District administrator Miriam Taylor, who is serving as interim early childhood coordinator, greeted students and parents in the school’s cafeteria Monday morning and got several hugs from Adan Ali, who was ready to start her first day of pre-K.
“I’m very excited. It’s the first day of my child’s schooling,” said Adan’s father, Shahzeb Ali. “She is really excited, too. Last year she started asking when she would start school.”
In some cases, the students were more excited than their parents.
“He’s excited to start,” Stacey Nunez said of her son, Xavion White, “but I’m going to cry.”
The more-than-100-year-old Harbor School, vacant last year, was renovated this summer and now houses six kindergarten classrooms — including two bilingual dual-language classes like the one Diaz-Evans teaches — and two half-day pre-K classrooms.
“We want to build a foundation here,” Taylor said. “We are going to make sure the attention level is age-appropriate, develop language skills, build basic concepts and foster peer relationships. All of that has to start here to support learning as the kids get older.”
Because of an increase in enrollment at the district’s magnet elementary schools, kindergarten classes from each school were relocated to the Early Childhood Center. Each magnet pathway is represented at the center and students are guaranteed a spot at their designated magnet school next year, Taylor said.
“The school will have a bit of the flavor of each pathway,” she said. “The students will be exposed to the same curriculum as at the other schools, but the needs of kindergartners are different from those of first- or second-graders and here we will be able to address those individual needs faster and better.”

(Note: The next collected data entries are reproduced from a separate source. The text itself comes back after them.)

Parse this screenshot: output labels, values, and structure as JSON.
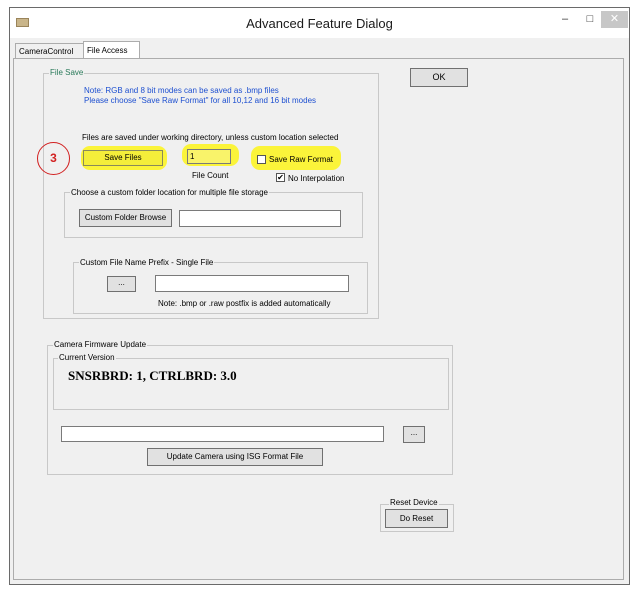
{
  "window": {
    "title": "Advanced Feature Dialog",
    "minimize_glyph": "–",
    "maximize_glyph": "□",
    "close_glyph": "✕"
  },
  "tabs": [
    {
      "label": "CameraControl"
    },
    {
      "label": "File Access"
    }
  ],
  "ok_label": "OK",
  "file_save": {
    "label": "File Save",
    "note_line1": "Note:  RGB and 8 bit modes can be saved as .bmp files",
    "note_line2": "Please choose \"Save Raw Format\" for all 10,12 and 16 bit modes",
    "location_text": "Files are saved under working directory, unless custom location selected",
    "step_marker": "3",
    "save_files_label": "Save Files",
    "file_count_value": "1",
    "file_count_label": "File Count",
    "save_raw_label": "Save Raw Format",
    "save_raw_checked": false,
    "no_interp_label": "No Interpolation",
    "no_interp_checked": true,
    "no_interp_mark": "✔",
    "custom_folder": {
      "label": "Choose a custom folder location for multiple file storage",
      "browse_label": "Custom Folder Browse",
      "path_value": ""
    },
    "prefix": {
      "label": "Custom File Name Prefix - Single File",
      "dots_label": "...",
      "value": "",
      "note": "Note: .bmp or .raw postfix is added automatically"
    }
  },
  "firmware": {
    "label": "Camera Firmware Update",
    "current_version_label": "Current Version",
    "version_text": "SNSRBRD: 1, CTRLBRD: 3.0",
    "file_path_value": "",
    "dots_label": "...",
    "update_label": "Update Camera using ISG Format File"
  },
  "reset": {
    "label": "Reset Device",
    "button_label": "Do Reset"
  },
  "colors": {
    "note_text": "#1d4fd0",
    "group_label": "#2a7a5a",
    "highlight": "#fbf43a",
    "step_circle": "#d22020"
  }
}
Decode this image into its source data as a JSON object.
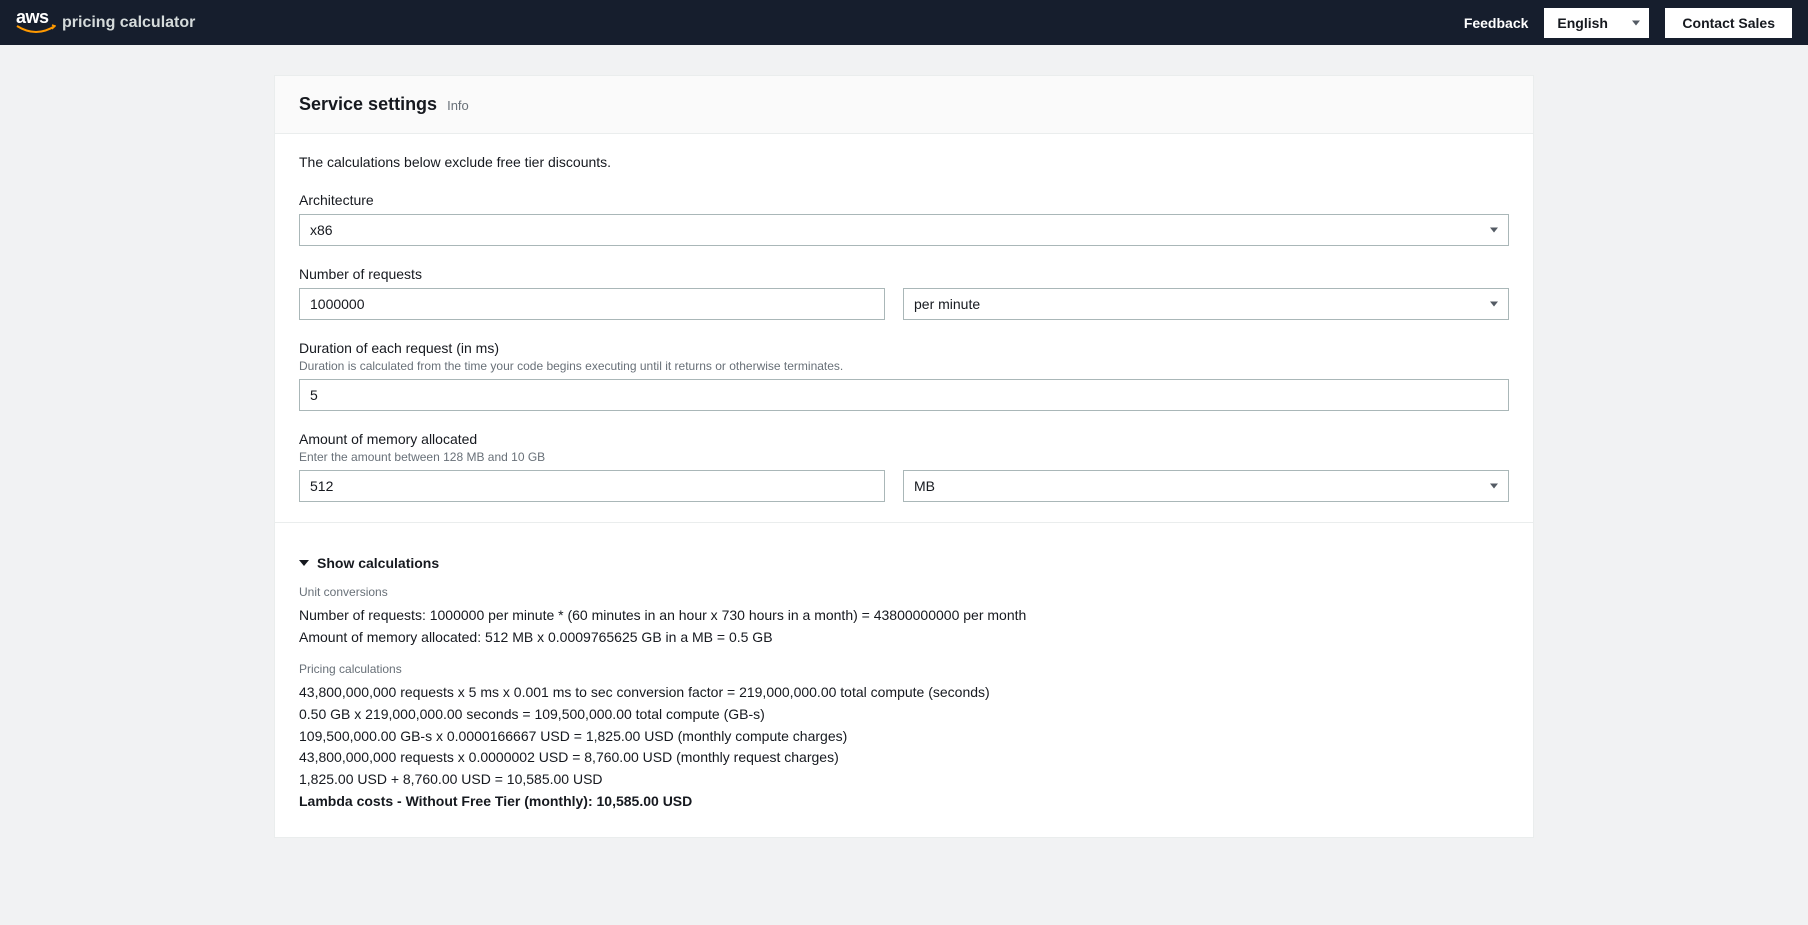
{
  "header": {
    "logo_text": "aws",
    "subheading": "pricing calculator",
    "feedback": "Feedback",
    "language": "English",
    "contact_sales": "Contact Sales"
  },
  "section": {
    "title": "Service settings",
    "info": "Info",
    "notice": "The calculations below exclude free tier discounts."
  },
  "form": {
    "architecture": {
      "label": "Architecture",
      "value": "x86"
    },
    "requests": {
      "label": "Number of requests",
      "value": "1000000",
      "period": "per minute"
    },
    "duration": {
      "label": "Duration of each request (in ms)",
      "hint": "Duration is calculated from the time your code begins executing until it returns or otherwise terminates.",
      "value": "5"
    },
    "memory": {
      "label": "Amount of memory allocated",
      "hint": "Enter the amount between 128 MB and 10 GB",
      "value": "512",
      "unit": "MB"
    }
  },
  "calculations": {
    "toggle": "Show calculations",
    "unit_label": "Unit conversions",
    "unit_lines": [
      "Number of requests: 1000000 per minute * (60 minutes in an hour x 730 hours in a month) = 43800000000 per month",
      "Amount of memory allocated: 512 MB x 0.0009765625 GB in a MB = 0.5 GB"
    ],
    "pricing_label": "Pricing calculations",
    "pricing_lines": [
      "43,800,000,000 requests x 5 ms x 0.001 ms to sec conversion factor = 219,000,000.00 total compute (seconds)",
      "0.50 GB x 219,000,000.00 seconds = 109,500,000.00 total compute (GB-s)",
      "109,500,000.00 GB-s x 0.0000166667 USD = 1,825.00 USD (monthly compute charges)",
      "43,800,000,000 requests x 0.0000002 USD = 8,760.00 USD (monthly request charges)",
      "1,825.00 USD + 8,760.00 USD = 10,585.00 USD"
    ],
    "total": "Lambda costs - Without Free Tier (monthly): 10,585.00 USD"
  }
}
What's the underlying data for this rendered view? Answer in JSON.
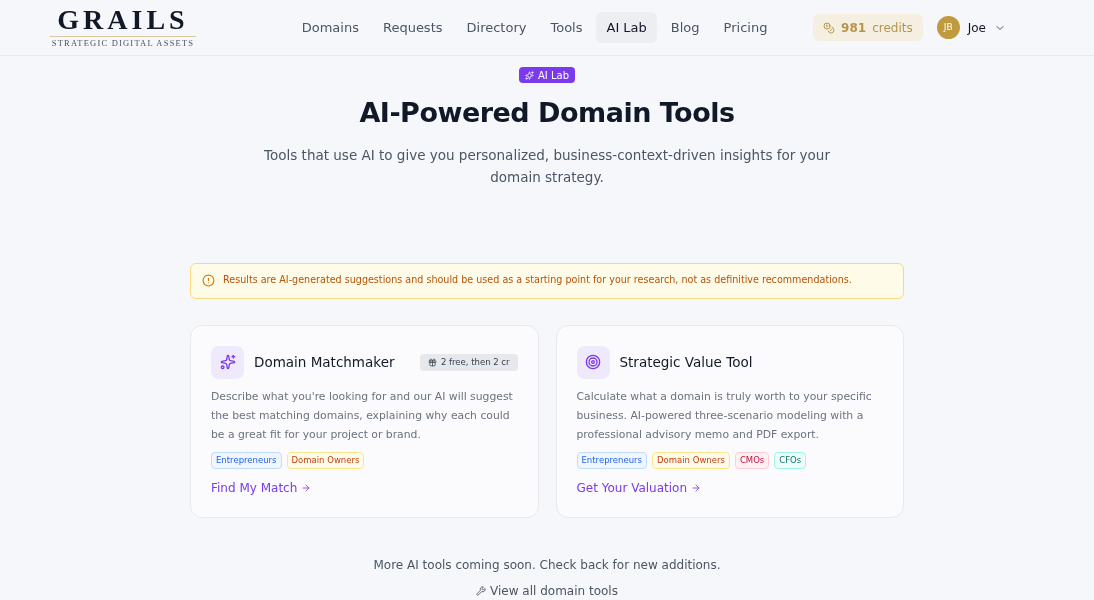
{
  "logo": {
    "name": "GRAILS",
    "tagline": "STRATEGIC DIGITAL ASSETS"
  },
  "nav": [
    {
      "label": "Domains",
      "selected": false
    },
    {
      "label": "Requests",
      "selected": false
    },
    {
      "label": "Directory",
      "selected": false
    },
    {
      "label": "Tools",
      "selected": false
    },
    {
      "label": "AI Lab",
      "selected": true
    },
    {
      "label": "Blog",
      "selected": false
    },
    {
      "label": "Pricing",
      "selected": false
    }
  ],
  "credits": {
    "amount": "981",
    "unit": "credits"
  },
  "user": {
    "initials": "JB",
    "name": "Joe"
  },
  "hero": {
    "badge": "AI Lab",
    "title": "AI-Powered Domain Tools",
    "subtitle": "Tools that use AI to give you personalized, business-context-driven insights for your domain strategy."
  },
  "notice": "Results are AI-generated suggestions and should be used as a starting point for your research, not as definitive recommendations.",
  "tools": [
    {
      "kind": "sparkle",
      "title": "Domain Matchmaker",
      "badge": "2 free, then 2 cr",
      "description": "Describe what you're looking for and our AI will suggest the best matching domains, explaining why each could be a great fit for your project or brand.",
      "tags": [
        {
          "label": "Entrepreneurs",
          "color": "#eff6ff"
        },
        {
          "label": "Domain Owners",
          "color": "#fffbeb"
        }
      ],
      "link": "Find My Match"
    },
    {
      "kind": "target",
      "title": "Strategic Value Tool",
      "description": "Calculate what a domain is truly worth to your specific business. AI-powered three-scenario modeling with a professional advisory memo and PDF export.",
      "tags": [
        {
          "label": "Entrepreneurs",
          "color": "#eff6ff"
        },
        {
          "label": "Domain Owners",
          "color": "#fffbeb"
        },
        {
          "label": "CMOs",
          "color": "#fff1f2"
        },
        {
          "label": "CFOs",
          "color": "#f0fdfa"
        }
      ],
      "link": "Get Your Valuation"
    }
  ],
  "footer": {
    "note": "More AI tools coming soon. Check back for new additions.",
    "link": "View all domain tools"
  }
}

Aside from a few “minor glitches” that tend to happen on the first day, the new school year for the district’s roughly 3,277 students got off to a smooth start, said interim Superintendent Richard Foye.
“All the schools looked good and the reports I’ve received are that all the schools are operating well with no major issues,” Foye said Monday afternoon. “I’m very pleased with the extraordinary effort everybody has put in. There have been some negative things out there about New London schools over the last month or so and I think the teachers dug in and said, ‘we’re going to have a great opening for the students’ so they focused in on that and it appears that we’re having good results.”
Foye will guide the district through October as the Board of Education decides what to do about Terrence P. Carter, whom the board unanimously selected as the city’s next superintendent before media reports revealed that his job application contained material apparently copied from other sources without attribution and that he had possibly been misrepresenting his academic record.
The school system also begins this year with new leaders at the Science and Technology Magnet High School and C.B. Jennings Elementary School. Laurelle Texidor, who had been principal at Jennings, is now director of the STEM high school. Maribel Olivero, formerly the dean of students at Bennie Dover Jackson Middle School, has replaced Texidor as principal of Jennings.
The district will again have the benefit this year of funding from the state Alliance District program, a key component of state’s school reform efforts which funnels money to 30 traditionally low-performing school districts throughout the state, including New London and Norwich.
New London will receive $2,736,953 in funding this school year, the state announced last week.
And while the 180-day school year is just getting underway, students can begin to count down the days until June 5, which will be the last day of school barring any cancellations.